Mnduong writeup of Bunescu & Mooney ACL '07

From Cohen Courses
Jump to navigationJump to search

This is a review of Bunescu_2007_learning_to_extract_relations_from_the_web_using_minimal_supervision by user:mnduong.

  • This paper introduces a method to extract relations that doesn't rely on having a large number of labeled examples. From a small set of positive sentences and negative sentences of a given relation, the system uses a web search engine to expand each positive sentence to a large bag of (possibly noisy) positive sentences, and each negative sentence to a large bag of (presumably) negative sentences.
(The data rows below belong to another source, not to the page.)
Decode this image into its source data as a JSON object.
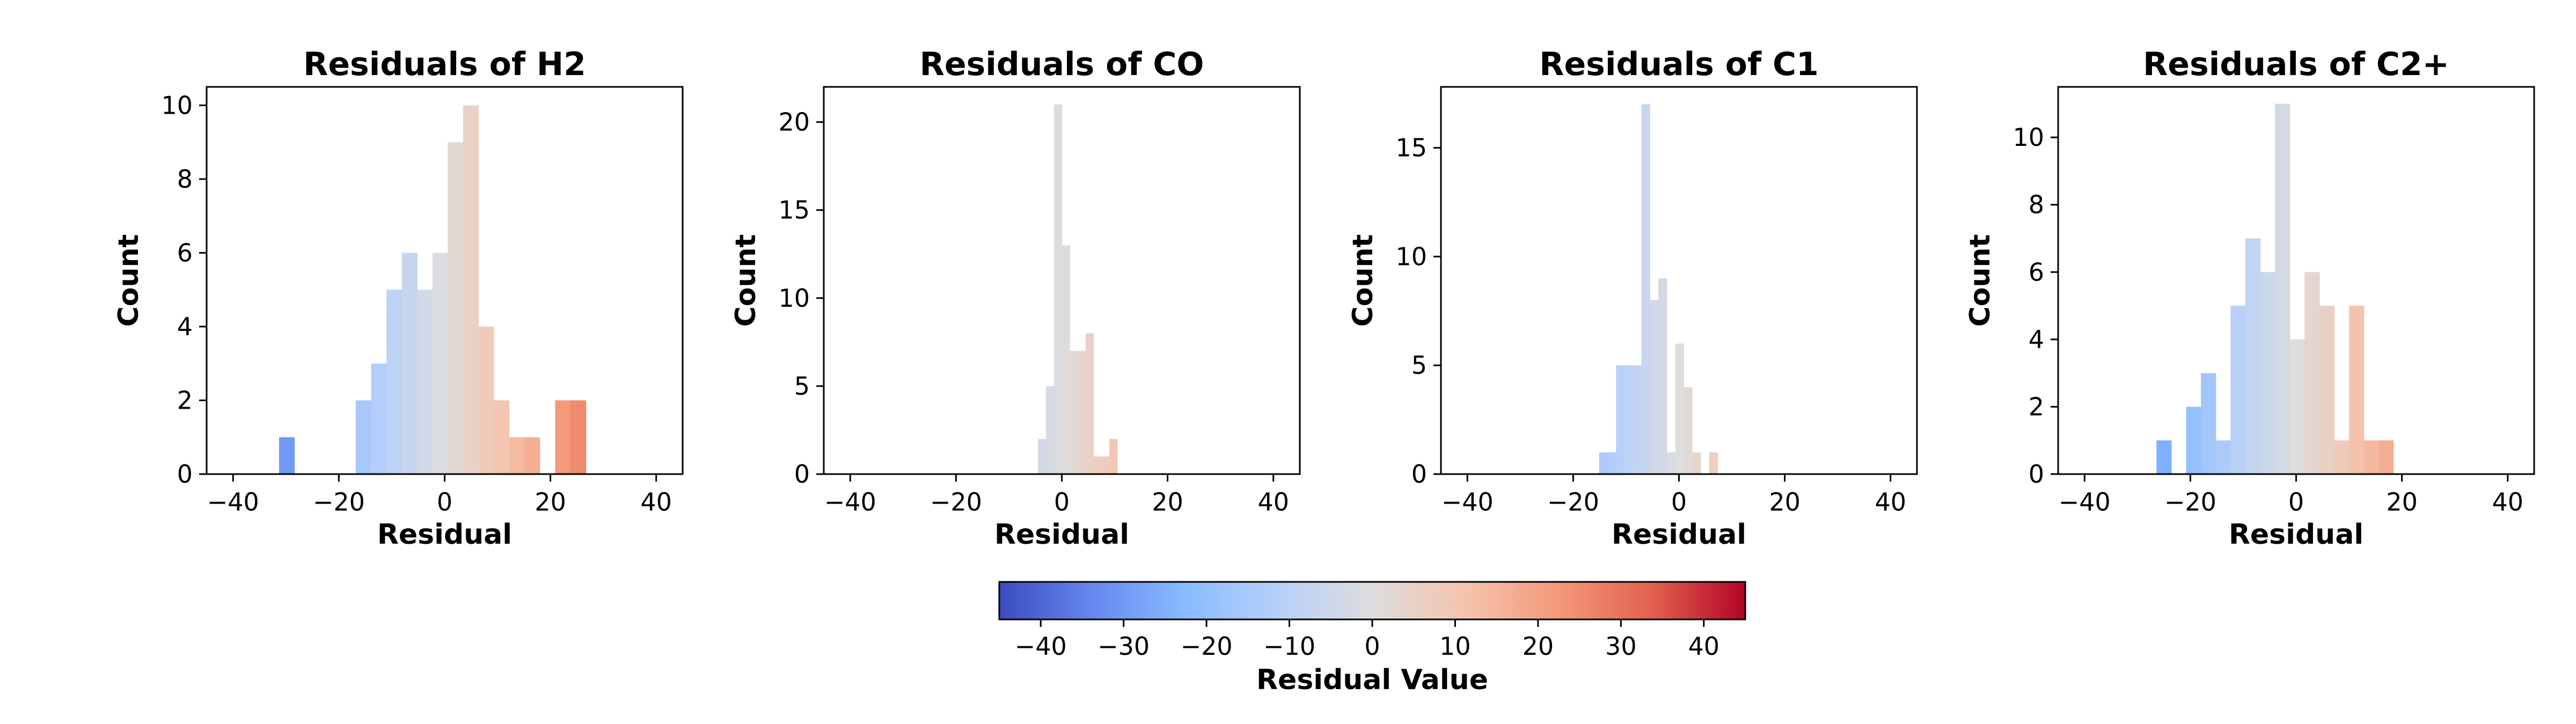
{
  "chart_data": [
    {
      "type": "bar",
      "subtype": "histogram",
      "title": "Residuals of H2",
      "xlabel": "Residual",
      "ylabel": "Count",
      "xlim": [
        -45,
        45
      ],
      "ylim": [
        0,
        10.5
      ],
      "xticks": [
        -40,
        -20,
        0,
        20,
        40
      ],
      "yticks": [
        0,
        2,
        4,
        6,
        8,
        10
      ],
      "bin_width": 2.9,
      "bins": [
        {
          "x": -31.3,
          "value": 1
        },
        {
          "x": -16.8,
          "value": 2
        },
        {
          "x": -13.9,
          "value": 3
        },
        {
          "x": -11.0,
          "value": 5
        },
        {
          "x": -8.1,
          "value": 6
        },
        {
          "x": -5.2,
          "value": 5
        },
        {
          "x": -2.3,
          "value": 6
        },
        {
          "x": 0.6,
          "value": 9
        },
        {
          "x": 3.5,
          "value": 10
        },
        {
          "x": 6.4,
          "value": 4
        },
        {
          "x": 9.3,
          "value": 2
        },
        {
          "x": 12.2,
          "value": 1
        },
        {
          "x": 15.1,
          "value": 1
        },
        {
          "x": 20.9,
          "value": 2
        },
        {
          "x": 23.8,
          "value": 2
        }
      ]
    },
    {
      "type": "bar",
      "subtype": "histogram",
      "title": "Residuals of CO",
      "xlabel": "Residual",
      "ylabel": "Count",
      "xlim": [
        -45,
        45
      ],
      "ylim": [
        0,
        22
      ],
      "xticks": [
        -40,
        -20,
        0,
        20,
        40
      ],
      "yticks": [
        0,
        5,
        10,
        15,
        20
      ],
      "bin_width": 1.5,
      "bins": [
        {
          "x": -4.5,
          "value": 2
        },
        {
          "x": -3.0,
          "value": 5
        },
        {
          "x": -1.5,
          "value": 21
        },
        {
          "x": 0.0,
          "value": 13
        },
        {
          "x": 1.5,
          "value": 7
        },
        {
          "x": 3.0,
          "value": 7
        },
        {
          "x": 4.5,
          "value": 8
        },
        {
          "x": 6.0,
          "value": 1
        },
        {
          "x": 7.5,
          "value": 1
        },
        {
          "x": 9.0,
          "value": 2
        }
      ]
    },
    {
      "type": "bar",
      "subtype": "histogram",
      "title": "Residuals of C1",
      "xlabel": "Residual",
      "ylabel": "Count",
      "xlim": [
        -45,
        45
      ],
      "ylim": [
        0,
        17.8
      ],
      "xticks": [
        -40,
        -20,
        0,
        20,
        40
      ],
      "yticks": [
        0,
        5,
        10,
        15
      ],
      "bin_width": 1.6,
      "bins": [
        {
          "x": -15.1,
          "value": 1
        },
        {
          "x": -13.5,
          "value": 1
        },
        {
          "x": -11.9,
          "value": 5
        },
        {
          "x": -10.3,
          "value": 5
        },
        {
          "x": -8.7,
          "value": 5
        },
        {
          "x": -7.1,
          "value": 17
        },
        {
          "x": -5.5,
          "value": 8
        },
        {
          "x": -3.9,
          "value": 9
        },
        {
          "x": -2.3,
          "value": 1
        },
        {
          "x": -0.7,
          "value": 6
        },
        {
          "x": 0.9,
          "value": 4
        },
        {
          "x": 2.5,
          "value": 1
        },
        {
          "x": 5.7,
          "value": 1
        }
      ]
    },
    {
      "type": "bar",
      "subtype": "histogram",
      "title": "Residuals of C2+",
      "xlabel": "Residual",
      "ylabel": "Count",
      "xlim": [
        -45,
        45
      ],
      "ylim": [
        0,
        11.5
      ],
      "xticks": [
        -40,
        -20,
        0,
        20,
        40
      ],
      "yticks": [
        0,
        2,
        4,
        6,
        8,
        10
      ],
      "bin_width": 2.8,
      "bins": [
        {
          "x": -26.4,
          "value": 1
        },
        {
          "x": -20.8,
          "value": 2
        },
        {
          "x": -18.0,
          "value": 3
        },
        {
          "x": -15.2,
          "value": 1
        },
        {
          "x": -12.4,
          "value": 5
        },
        {
          "x": -9.6,
          "value": 7
        },
        {
          "x": -6.8,
          "value": 6
        },
        {
          "x": -4.0,
          "value": 11
        },
        {
          "x": -1.2,
          "value": 4
        },
        {
          "x": 1.6,
          "value": 6
        },
        {
          "x": 4.4,
          "value": 5
        },
        {
          "x": 7.2,
          "value": 1
        },
        {
          "x": 10.0,
          "value": 5
        },
        {
          "x": 12.8,
          "value": 1
        },
        {
          "x": 15.6,
          "value": 1
        }
      ]
    }
  ],
  "colorbar": {
    "label": "Residual Value",
    "range": [
      -45,
      45
    ],
    "ticks": [
      -40,
      -30,
      -20,
      -10,
      0,
      10,
      20,
      30,
      40
    ],
    "colormap": "coolwarm",
    "stops": [
      "#3b4cc0",
      "#6688ee",
      "#88bbff",
      "#b8d0f9",
      "#dddddd",
      "#f5c4ad",
      "#f4987a",
      "#e1614e",
      "#b40426"
    ]
  }
}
  • The system then trains an SVM to separate the positive examples from the negative ones, with weights set such that false positive errors are penalized more heavily than false negative errors.
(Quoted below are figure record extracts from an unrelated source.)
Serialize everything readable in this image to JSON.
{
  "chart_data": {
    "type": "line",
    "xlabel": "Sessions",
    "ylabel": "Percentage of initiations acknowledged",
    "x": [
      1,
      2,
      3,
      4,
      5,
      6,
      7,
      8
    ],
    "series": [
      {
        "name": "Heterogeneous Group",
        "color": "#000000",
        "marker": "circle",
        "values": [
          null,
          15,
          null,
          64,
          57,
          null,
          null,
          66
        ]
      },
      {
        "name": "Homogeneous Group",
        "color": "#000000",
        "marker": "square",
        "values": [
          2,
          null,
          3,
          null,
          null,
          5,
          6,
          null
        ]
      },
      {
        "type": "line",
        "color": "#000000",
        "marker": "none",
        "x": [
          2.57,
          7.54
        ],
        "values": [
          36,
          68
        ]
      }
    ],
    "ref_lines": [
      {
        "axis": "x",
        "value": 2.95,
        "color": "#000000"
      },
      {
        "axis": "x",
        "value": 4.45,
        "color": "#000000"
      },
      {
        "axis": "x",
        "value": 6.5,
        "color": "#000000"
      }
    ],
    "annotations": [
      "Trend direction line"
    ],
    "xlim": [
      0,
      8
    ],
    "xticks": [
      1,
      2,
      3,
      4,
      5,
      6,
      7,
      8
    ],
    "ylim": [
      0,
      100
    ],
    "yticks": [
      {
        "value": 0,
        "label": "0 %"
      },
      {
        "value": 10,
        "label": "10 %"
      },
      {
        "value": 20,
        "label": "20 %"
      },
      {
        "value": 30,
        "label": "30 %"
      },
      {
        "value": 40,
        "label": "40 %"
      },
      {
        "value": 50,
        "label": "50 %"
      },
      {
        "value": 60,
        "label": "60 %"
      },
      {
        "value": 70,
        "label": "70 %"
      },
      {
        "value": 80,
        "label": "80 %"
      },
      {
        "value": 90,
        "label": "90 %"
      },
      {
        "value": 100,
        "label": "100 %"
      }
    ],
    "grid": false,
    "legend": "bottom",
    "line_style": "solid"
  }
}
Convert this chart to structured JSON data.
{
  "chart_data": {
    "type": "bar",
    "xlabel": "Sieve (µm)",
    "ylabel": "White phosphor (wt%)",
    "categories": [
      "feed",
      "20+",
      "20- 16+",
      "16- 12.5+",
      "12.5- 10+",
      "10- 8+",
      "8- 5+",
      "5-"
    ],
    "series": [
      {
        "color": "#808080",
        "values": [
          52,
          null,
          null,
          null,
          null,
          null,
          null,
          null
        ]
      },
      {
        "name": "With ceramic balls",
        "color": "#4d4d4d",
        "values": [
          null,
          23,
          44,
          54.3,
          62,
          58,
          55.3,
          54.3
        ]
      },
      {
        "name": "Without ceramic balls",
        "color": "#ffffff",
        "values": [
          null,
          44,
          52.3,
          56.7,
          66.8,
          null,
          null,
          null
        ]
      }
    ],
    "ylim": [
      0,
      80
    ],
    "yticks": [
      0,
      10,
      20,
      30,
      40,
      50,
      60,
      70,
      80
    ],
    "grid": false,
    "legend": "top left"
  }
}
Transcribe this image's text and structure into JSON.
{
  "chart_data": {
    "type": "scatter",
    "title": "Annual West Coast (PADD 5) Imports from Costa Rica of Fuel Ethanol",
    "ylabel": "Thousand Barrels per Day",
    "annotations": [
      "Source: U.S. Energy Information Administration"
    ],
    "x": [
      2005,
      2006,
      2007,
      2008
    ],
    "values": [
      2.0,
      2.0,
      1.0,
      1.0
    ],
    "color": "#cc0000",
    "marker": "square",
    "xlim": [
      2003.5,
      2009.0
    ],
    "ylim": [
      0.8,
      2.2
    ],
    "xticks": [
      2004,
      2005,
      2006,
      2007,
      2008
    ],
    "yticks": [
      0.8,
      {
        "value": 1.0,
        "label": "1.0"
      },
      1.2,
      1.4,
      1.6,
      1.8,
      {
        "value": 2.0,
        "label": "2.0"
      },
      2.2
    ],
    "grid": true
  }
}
  • In the dual representation, the SVM uses a modified version of the subsequence kernels introduced in (Bunescu & Mooney '06). This version adds a weight to each word in the subsequence, to penalize for its correlation with either of the arguments of the relation. This weight is added to avoid putting too much weight on words that are highly correlated with the arguments, but not necessarily with the relation itself.
  • The evaluation shows that the modified kernel improved upon the original subsequence kernel, which in turn performed much better than the baseline bag-of-words kernel. It's also competitive with a method using the subsequence kernel on supervised data, which requires a lot more annotations.
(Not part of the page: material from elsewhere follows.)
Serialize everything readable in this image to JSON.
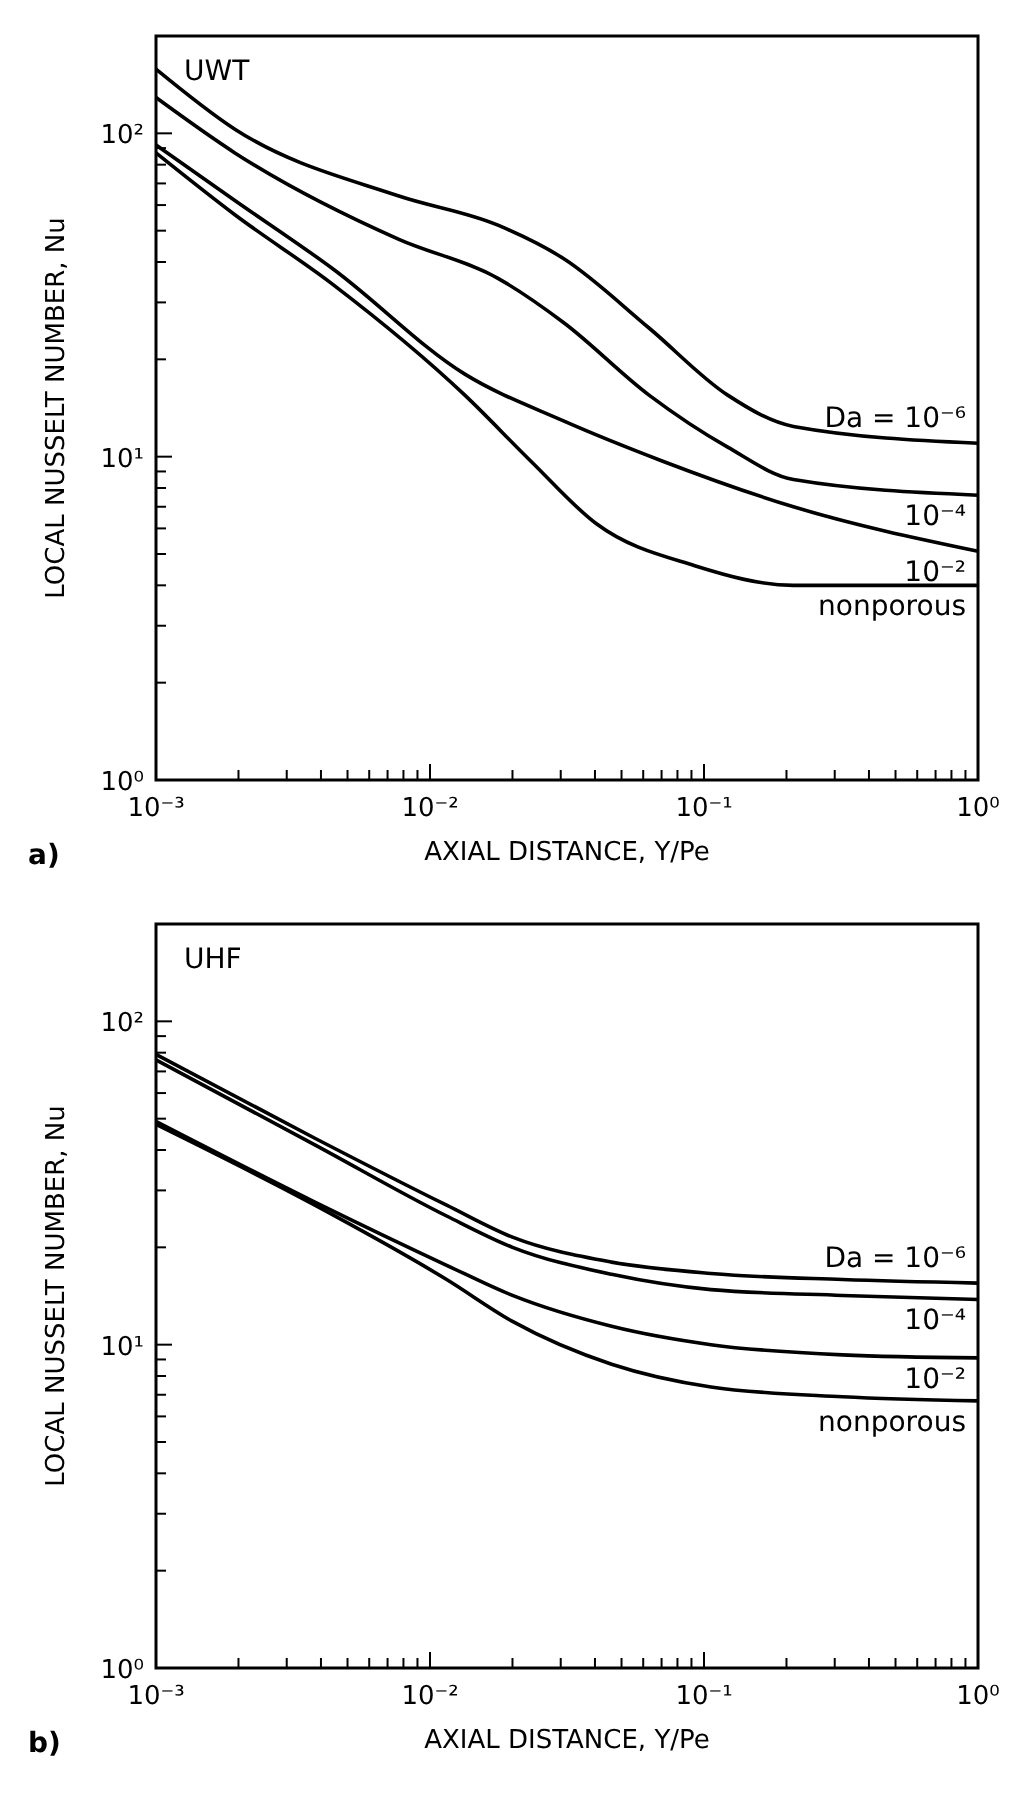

  • I didn't quite understand the authors' description of Type II bias. It seems like the problematic words also have high correlation with the arguments and not with the relation itself, which is similar to the problem in Type I bias. In that case, the weighting scheme that was used to address Type I bias would presumably solve Type II problem as well.
  • The competitive performance against the supervised method is quite impressive. However, I would like to see the result of training on a portion of each of the bags, and test on the rest, instead of choosing separate bags for training and testing and then averaging the results. It would have been a fairer comparison.